For completeness, I'll point out additional alternatives:

* There's Gambit, which is also very actively maintained, and pretty
  fast.  (However, IIRC, it's similar to chicken in having a fast ->C
  compiler and a slower interactive mode.)

* A new dialect that is aimed at easily embedding it in other
  applications is Chibi, which started as a better thing where
  tiny-scheme or SIOD are traditionally used (both of these are pretty

* There's also a project to write a WM in SCSH or Scheme48 that Olin
  Shivers has a few students working on.  I don't know where they
  stand ATM, but I can ask.

And while I'm at it:

* One important aspect of making such a migration easy is the ability
  to create a compatibility language -- so you can implement rep
  semantics for legacy code.  For this, I think that it's crucial to
  have a good (hygienic) syntax system that plays well with a module
  system -- for example, to be able to implement a rep-like `let' that
  deals with its scope peculiarities.  I'm sure that many people who
  are not deep enough into Scheme twitch when they hear "hygiene", but
  I can promise you that it's not something to be scared of -- roughly
  speaking, "hygiene" translates to the ability to do such games
  *safely*, without worrying about breaking parts of the actual
  language that you're implementing things in.  (As for the work that
  is needed to use hygienic macros: it's easy enough that I can
  definitely volunteer to do the necessary conversios.)

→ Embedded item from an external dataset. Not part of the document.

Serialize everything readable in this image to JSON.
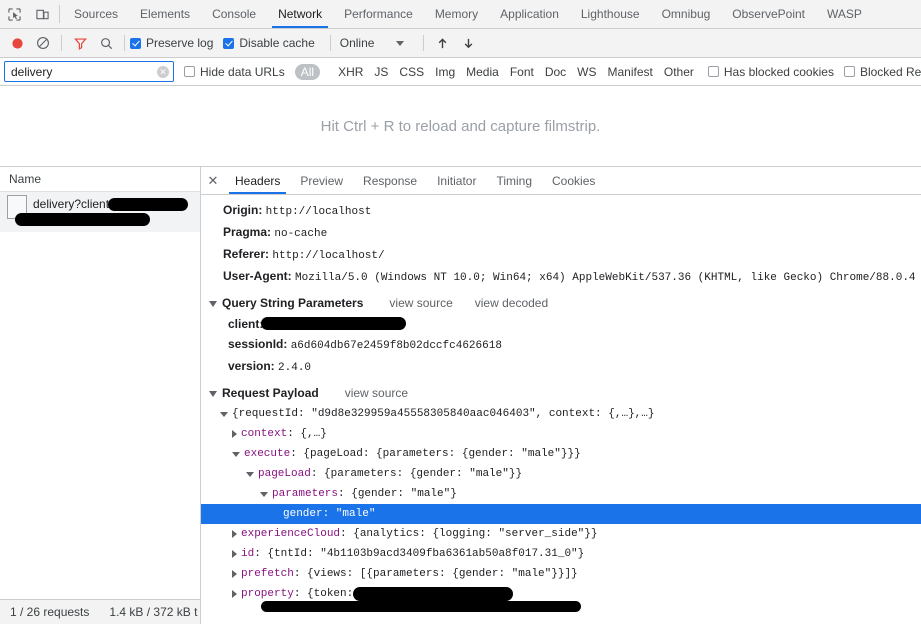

> Racket (= plt-Scheme 5) hasn't arrived to Gentoo linux official tree
> yet, but it's not a problem. You can easily install it if you like.

(To try it out quickly, you can use our .sh installers -- in the
normal non-unix-style installation mode you get a single directory
that you can try out, and then remove the whole thing when you're done
with it.)

          ((lambda (x) (x x)) (lambda (x) (x x)))          Eli Barzilay:
                             Maze is Life!